I share this belief with Marten Scheffer. Here is some literature from my student days that is still relevant today. A book that I love very much is Small is Beautiful, a rethinking of the foundations of economics, by E.F. Schumacher.

This book was first published in 1973, but it has lost none of its bite. It is a critique of mainstream economics that is even more relevant today than it was in the Nineteen Seventies. Schumacher insists that economics should make, but by and large neglects to make, a crucial distinction: that between renewable and non-renewable resources.

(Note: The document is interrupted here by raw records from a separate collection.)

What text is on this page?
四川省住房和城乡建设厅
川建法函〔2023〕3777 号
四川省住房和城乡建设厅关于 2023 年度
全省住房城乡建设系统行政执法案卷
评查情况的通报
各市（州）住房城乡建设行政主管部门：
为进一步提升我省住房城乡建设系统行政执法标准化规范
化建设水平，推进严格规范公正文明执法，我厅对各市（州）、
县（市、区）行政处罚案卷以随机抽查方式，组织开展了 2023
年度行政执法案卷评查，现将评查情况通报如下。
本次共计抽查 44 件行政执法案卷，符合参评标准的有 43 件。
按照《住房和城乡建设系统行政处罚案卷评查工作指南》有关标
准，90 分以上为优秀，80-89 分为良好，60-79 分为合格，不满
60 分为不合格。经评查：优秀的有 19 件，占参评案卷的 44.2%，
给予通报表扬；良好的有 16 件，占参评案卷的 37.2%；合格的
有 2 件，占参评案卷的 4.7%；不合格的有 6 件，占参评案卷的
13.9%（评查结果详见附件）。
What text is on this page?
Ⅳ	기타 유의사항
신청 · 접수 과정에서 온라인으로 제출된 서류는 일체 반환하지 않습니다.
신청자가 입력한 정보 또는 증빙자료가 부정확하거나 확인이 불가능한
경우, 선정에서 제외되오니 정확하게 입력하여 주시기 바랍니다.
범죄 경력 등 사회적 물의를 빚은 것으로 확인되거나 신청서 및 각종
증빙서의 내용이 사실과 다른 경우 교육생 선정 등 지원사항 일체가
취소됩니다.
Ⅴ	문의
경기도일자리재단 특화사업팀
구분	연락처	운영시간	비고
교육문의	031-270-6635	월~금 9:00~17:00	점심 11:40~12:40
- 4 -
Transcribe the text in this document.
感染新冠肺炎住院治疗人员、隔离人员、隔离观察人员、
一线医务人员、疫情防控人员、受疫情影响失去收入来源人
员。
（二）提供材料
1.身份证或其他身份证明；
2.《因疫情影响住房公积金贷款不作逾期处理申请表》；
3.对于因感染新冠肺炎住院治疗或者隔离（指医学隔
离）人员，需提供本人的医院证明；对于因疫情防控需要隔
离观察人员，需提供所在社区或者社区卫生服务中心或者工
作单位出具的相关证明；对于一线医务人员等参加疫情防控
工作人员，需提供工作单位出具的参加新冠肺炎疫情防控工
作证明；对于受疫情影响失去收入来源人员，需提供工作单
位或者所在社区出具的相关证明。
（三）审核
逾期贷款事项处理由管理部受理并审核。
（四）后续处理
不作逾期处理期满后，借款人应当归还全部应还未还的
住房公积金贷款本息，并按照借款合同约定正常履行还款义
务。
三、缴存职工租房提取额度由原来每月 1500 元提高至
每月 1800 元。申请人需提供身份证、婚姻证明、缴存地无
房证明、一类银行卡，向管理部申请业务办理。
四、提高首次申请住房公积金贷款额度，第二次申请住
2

Natural resources such as fossil fuels are not renewable, and at some point they will be depleted, but mainstream economics finds it convenient to ignore this absolutely crucial fact.

Here is another book from my student days, The Limits to Growth, the report of the Club of Rome, published in 1972, that was pioneering the use of computer simulation to get a clear picture of the consequences of exponential economic and demographic growth.

The theme of the book is an exploration of how exponential growth interacts with finite resources, that is to say, how exponential growth inevitably has to come to an end in a finite world.

You would expect scientists to amplify these voices of reason, by echoing every time they are in the limelight the ceterum censeo of Cato the Elder: “Furthermore, we remind you of the undeniable fact that exponential growth of economic activity is impossible in a finite world.” Alas, the public reaction of scientists to the huge many-sided crisis that human civilisation is facing now has by-and-large been the same as that of laymen: a lame mixture of ironic distance, denial, and resignation.

To create new science, head is crucial. But to speak up about stuff that we can see, stuff that really matters, head is not enough. We also need an open heart to be able to connect and communicate, and balls (for men) or clit (for women) to have the nerve to speak up in situations where the truth we have to speak is inconvenient. Or to express this in a more gender neutral way: what we need is head, heart and guts, all connected. Speaking up when it is inconvenient requires new skills. It requires no less than that we transform into complete, balanced, aware, courageous human beings.